In the last chapter, which expounds the logic of phylogenetic analysis, the author’s explanation of sets within sets and how cladistic methodology (classification of organisms by common ancestry) works to produce a phylogeny is unclear and may be confusing for nonspecialist readers.

Some minor mistakes and omissions detract from the overall appeal of the book. More substantially, the role played by Acanthostega — an extinct tetrapod and among the first vertebrate animals to have recognizable limbs — is played down, whereas it was a key to unlocking this field. While Shubin mentions earlier that this genus displayed a primitive, flipper-like limb, he fails to mention the astonishing fact (at the time of its discovery) that it possessed eight digits per limb and that this, among other factors, initiated a revolution in the way the origin of limbs was viewed.

Additionally, and also to relegate the significance of Acanthostega, Shubin uses an old reconstruction of Ichthyostega (another early tetrapod genus contemporary with Acanthostega) to illustrate a Devonian tetrapod, when this is known to be substantially incorrect. There are good reconstructions of Acanthostega that would have provided a better model. This is also the case in a later chapter on ears, in which Ichthyostega is again used to illustrate an early tetrapod, when its ear is known to be highly unrepresentative of any other early tetrapod ear. Acanthostega is well known in this regard and should have been used. I was also surprised to find no mention of Michael Coates, a fellow professor at the University of Chicago who did much of the key work on Acanthostega and is now working in Shubin’s lab, nor of Shubin’s postdoctoral mentor, the late Pere Alberch, with whom Shubin did some key embryological work.
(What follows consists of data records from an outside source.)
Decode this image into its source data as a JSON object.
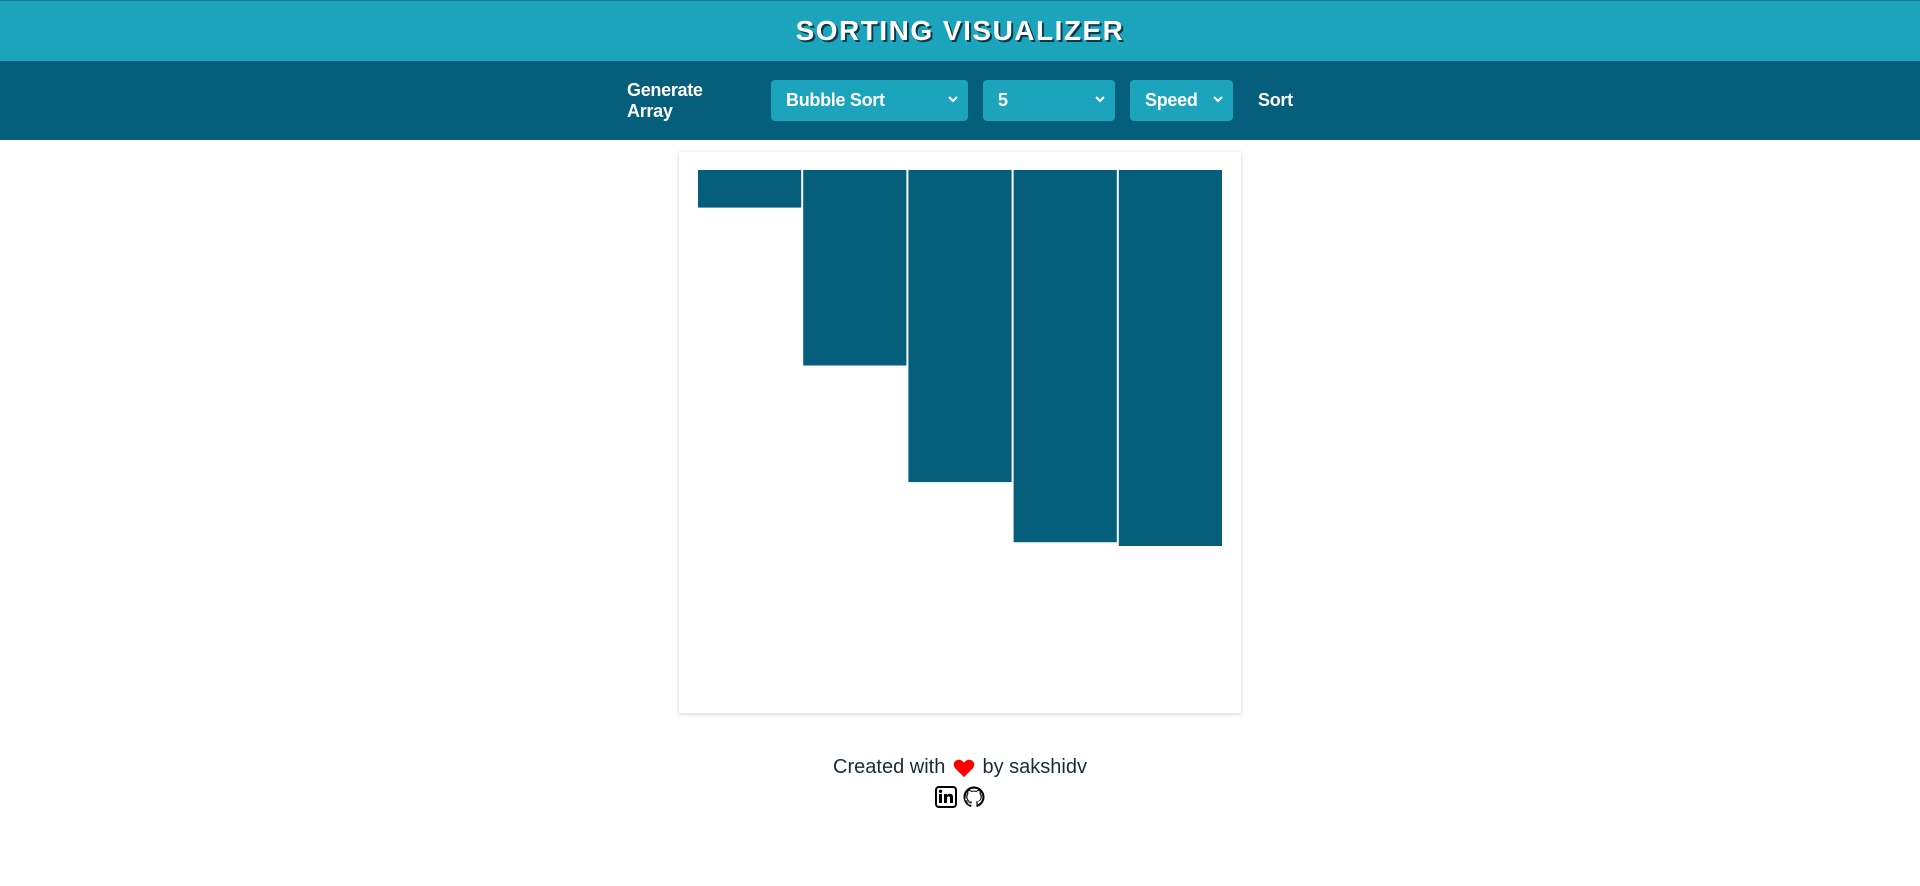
{
  "header": {
    "title": "SORTING VISUALIZER",
    "background": "#1ba4bc"
  },
  "toolbar": {
    "background": "#055e7c",
    "generate_label": "Generate Array",
    "algorithm_select": {
      "value": "Bubble Sort"
    },
    "size_select": {
      "value": "5"
    },
    "speed_select": {
      "value": "Speed"
    },
    "sort_label": "Sort",
    "select_color": "#1ba4bc"
  },
  "chart_data": {
    "type": "bar",
    "values": [
      10,
      52,
      83,
      99,
      100
    ],
    "bar_color": "#055e7c",
    "orientation": "hanging-from-top"
  },
  "footer": {
    "created_with": "Created with",
    "by_text": "by sakshidv",
    "heart_icon": "heart-icon",
    "heart_color": "#ff0000",
    "social_icons": [
      "linkedin-icon",
      "github-icon"
    ]
  }
}
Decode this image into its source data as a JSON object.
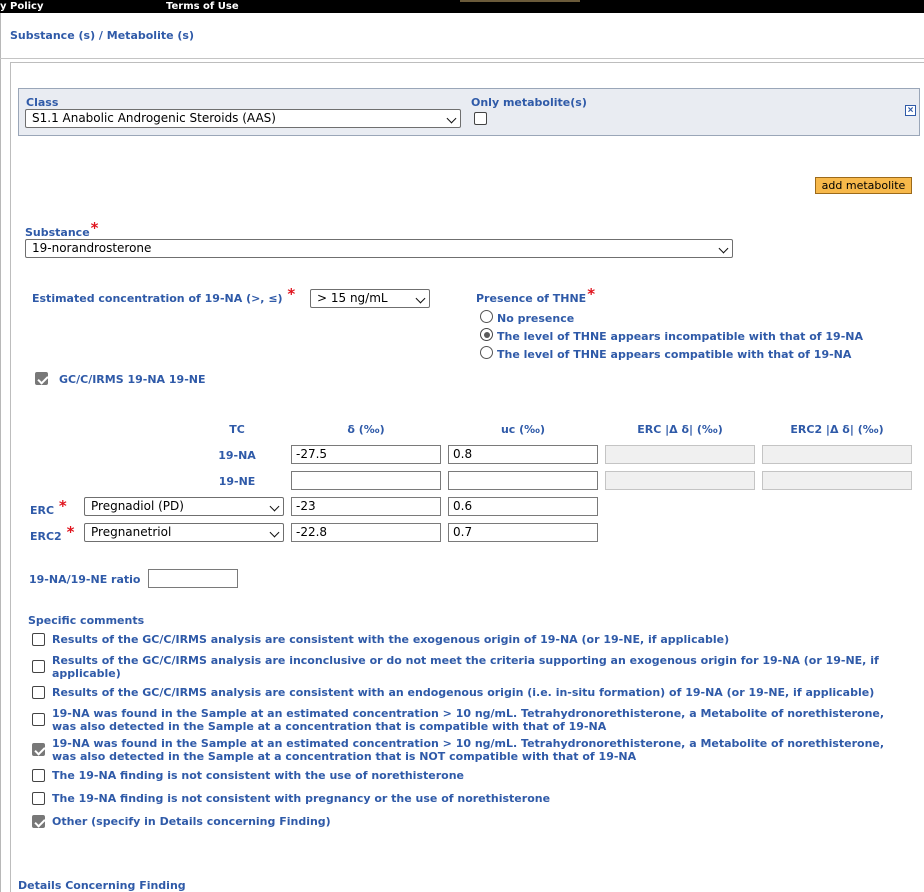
{
  "topbar": {
    "privacy": "y Policy",
    "terms": "Terms of Use"
  },
  "section": {
    "title": "Substance (s) / Metabolite (s)"
  },
  "class_box": {
    "class_label": "Class",
    "class_value": "S1.1 Anabolic Androgenic Steroids (AAS)",
    "only_metabolite_label": "Only metabolite(s)",
    "close_glyph": "×"
  },
  "add_metabolite": "add metabolite",
  "substance": {
    "label": "Substance",
    "required": "*",
    "value": "19-norandrosterone"
  },
  "concentration": {
    "label": "Estimated concentration of 19-NA (>, ≤)",
    "required": "*",
    "value": "> 15 ng/mL"
  },
  "thne": {
    "label": "Presence of THNE",
    "required": "*",
    "options": [
      {
        "label": "No presence",
        "selected": false
      },
      {
        "label": "The level of THNE appears incompatible with that of 19-NA",
        "selected": true
      },
      {
        "label": "The level of THNE appears compatible with that of 19-NA",
        "selected": false
      }
    ]
  },
  "gcirms": {
    "label": "GC/C/IRMS 19-NA 19-NE",
    "checked": true
  },
  "table": {
    "headers": {
      "tc": "TC",
      "delta": "δ (‰)",
      "uc": "uc (‰)",
      "erc": "ERC |Δ δ| (‰)",
      "erc2": "ERC2 |Δ δ| (‰)"
    },
    "rows": {
      "na": {
        "label": "19-NA",
        "delta": "-27.5",
        "uc": "0.8"
      },
      "ne": {
        "label": "19-NE",
        "delta": "",
        "uc": ""
      },
      "erc": {
        "label": "ERC",
        "required": "*",
        "select": "Pregnadiol (PD)",
        "delta": "-23",
        "uc": "0.6"
      },
      "erc2": {
        "label": "ERC2",
        "required": "*",
        "select": "Pregnanetriol",
        "delta": "-22.8",
        "uc": "0.7"
      }
    }
  },
  "ratio": {
    "label": "19-NA/19-NE ratio",
    "value": ""
  },
  "comments": {
    "label": "Specific comments",
    "items": [
      {
        "text": "Results of the GC/C/IRMS analysis are consistent with the exogenous origin of 19-NA (or 19-NE, if applicable)",
        "checked": false
      },
      {
        "text": "Results of the GC/C/IRMS analysis are inconclusive or do not meet the criteria supporting an exogenous origin for 19-NA (or 19-NE, if applicable)",
        "checked": false
      },
      {
        "text": "Results of the GC/C/IRMS analysis are consistent with an endogenous origin (i.e. in-situ formation) of 19-NA (or 19-NE, if applicable)",
        "checked": false
      },
      {
        "text": "19-NA was found in the Sample at an estimated concentration > 10 ng/mL. Tetrahydronorethisterone, a Metabolite of norethisterone, was also detected in the Sample at a concentration that is compatible with that of 19-NA",
        "checked": false
      },
      {
        "text": "19-NA was found in the Sample at an estimated concentration > 10 ng/mL. Tetrahydronorethisterone, a Metabolite of norethisterone, was also detected in the Sample at a concentration that is NOT compatible with that of 19-NA",
        "checked": true
      },
      {
        "text": "The 19-NA finding is not consistent with the use of norethisterone",
        "checked": false
      },
      {
        "text": "The 19-NA finding is not consistent with pregnancy or the use of norethisterone",
        "checked": false
      },
      {
        "text": "Other (specify in Details concerning Finding)",
        "checked": true
      }
    ]
  },
  "details": {
    "label": "Details Concerning Finding"
  },
  "colors": {
    "label_blue": "#2f5aa8",
    "required_red": "#e0141e",
    "button_orange": "#f7b84a",
    "panel_grey": "#e9ecf2"
  }
}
Most surprising of all is the lack of any mention of the importance of neural crest cell populations in the development of vertebrates, in particular the evolution of the head, jaws, sense organs, and dermal skeleton, the latter two apparently intimately connected in their origins from neural crest ectodermal tissues. The reason may be that it is one of those issues that is so much at the heart of things that it gets taken for granted by those in the field.
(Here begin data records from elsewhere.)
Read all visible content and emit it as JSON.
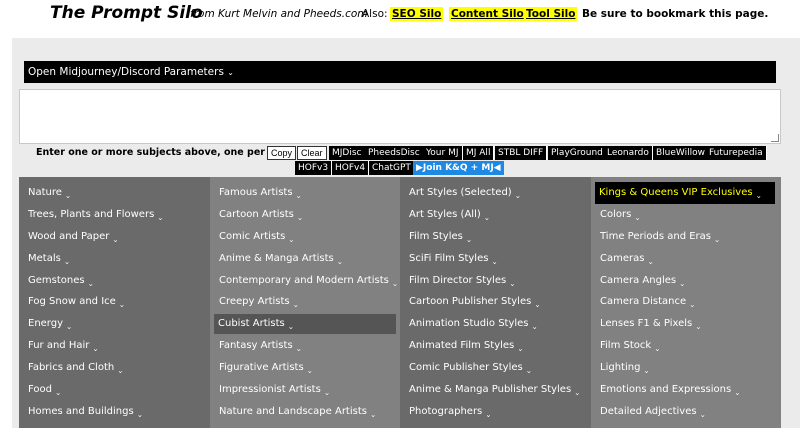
{
  "header": {
    "title": "The Prompt Silo",
    "byline": "from Kurt Melvin and Pheeds.com",
    "also_label": "Also:",
    "links": [
      "SEO Silo",
      "Content Silo",
      "Tool Silo"
    ],
    "bookmark_text": "Be sure to bookmark this page."
  },
  "params_bar": {
    "label": "Open Midjourney/Discord Parameters",
    "chevron": "⌄"
  },
  "input": {
    "value": "",
    "placeholder": ""
  },
  "instructions": "Enter one or more subjects above, one per line.",
  "buttons_light": [
    "Copy",
    "Clear"
  ],
  "buttons_dark_row1": [
    "MJDisc",
    "PheedsDisc",
    "Your MJ",
    "MJ All",
    "STBL DIFF",
    "PlayGround",
    "Leonardo",
    "BlueWillow",
    "Futurepedia"
  ],
  "buttons_dark_row2": [
    "HOFv3",
    "HOFv4",
    "ChatGPT"
  ],
  "join_button": "▶Join K&Q + MJ◀",
  "menu": {
    "col1": [
      "Nature",
      "Trees, Plants and Flowers",
      "Wood and Paper",
      "Metals",
      "Gemstones",
      "Fog Snow and Ice",
      "Energy",
      "Fur and Hair",
      "Fabrics and Cloth",
      "Food",
      "Homes and Buildings"
    ],
    "col2": [
      "Famous Artists",
      "Cartoon Artists",
      "Comic Artists",
      "Anime & Manga Artists",
      "Contemporary and Modern Artists",
      "Creepy Artists",
      "Cubist Artists",
      "Fantasy Artists",
      "Figurative Artists",
      "Impressionist Artists",
      "Nature and Landscape Artists"
    ],
    "col3": [
      "Art Styles (Selected)",
      "Art Styles (All)",
      "Film Styles",
      "SciFi Film Styles",
      "Film Director Styles",
      "Cartoon Publisher Styles",
      "Animation Studio Styles",
      "Animated Film Styles",
      "Comic Publisher Styles",
      "Anime & Manga Publisher Styles",
      "Photographers"
    ],
    "col4_vip": "Kings & Queens VIP Exclusives",
    "col4": [
      "Colors",
      "Time Periods and Eras",
      "Cameras",
      "Camera Angles",
      "Camera Distance",
      "Lenses F1 & Pixels",
      "Film Stock",
      "Lighting",
      "Emotions and Expressions",
      "Detailed Adjectives"
    ],
    "active_item": "Cubist Artists"
  }
}
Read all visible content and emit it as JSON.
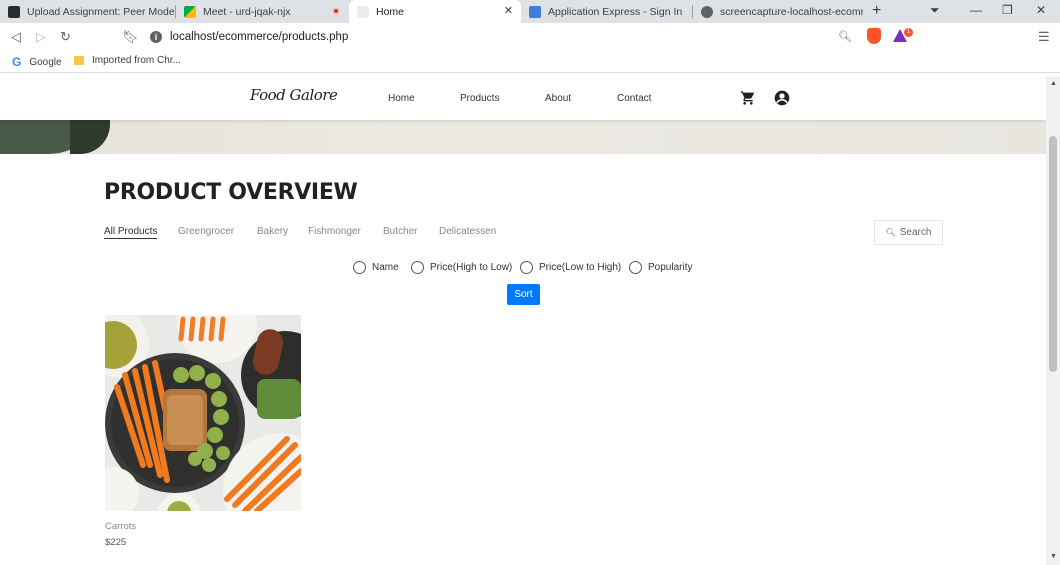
{
  "browser": {
    "tabs": [
      {
        "title": "Upload Assignment: Peer Moderat",
        "active": false
      },
      {
        "title": "Meet - urd-jqak-njx",
        "active": false
      },
      {
        "title": "Home",
        "active": true
      },
      {
        "title": "Application Express - Sign In",
        "active": false
      },
      {
        "title": "screencapture-localhost-ecomme",
        "active": false
      }
    ],
    "url": "localhost/ecommerce/products.php",
    "rewards_badge": "1",
    "bookmarks": [
      {
        "label": "Google"
      },
      {
        "label": "Imported from Chr..."
      }
    ]
  },
  "site": {
    "logo": "Food Galore",
    "nav": [
      "Home",
      "Products",
      "About",
      "Contact"
    ]
  },
  "page": {
    "title": "PRODUCT OVERVIEW",
    "filters": [
      "All Products",
      "Greengrocer",
      "Bakery",
      "Fishmonger",
      "Butcher",
      "Delicatessen"
    ],
    "active_filter": "All Products",
    "search_label": "Search",
    "sort_options": [
      "Name",
      "Price(High to Low)",
      "Price(Low to High)",
      "Popularity"
    ],
    "sort_button": "Sort",
    "accent": "#007bff"
  },
  "products": [
    {
      "name": "Carrots",
      "price": "$225"
    }
  ]
}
Despite some of my disagreements with statements made in this book, I recommend it for anyone who wants a user-friendly guide to the concepts underlying the evolution of animals, including humans, and especially to those readers who are unclear about the basis for ideas about organic evolution and who would like to know more about what connects us to the rest of the animal kingdom and indeed the rest of the organic world. It’s an exciting, sometimes breathless read in an accessible style, though the more staid might find the tone grating. I will, despite some reservations, put it on the reading list for students studying vertebrate biology.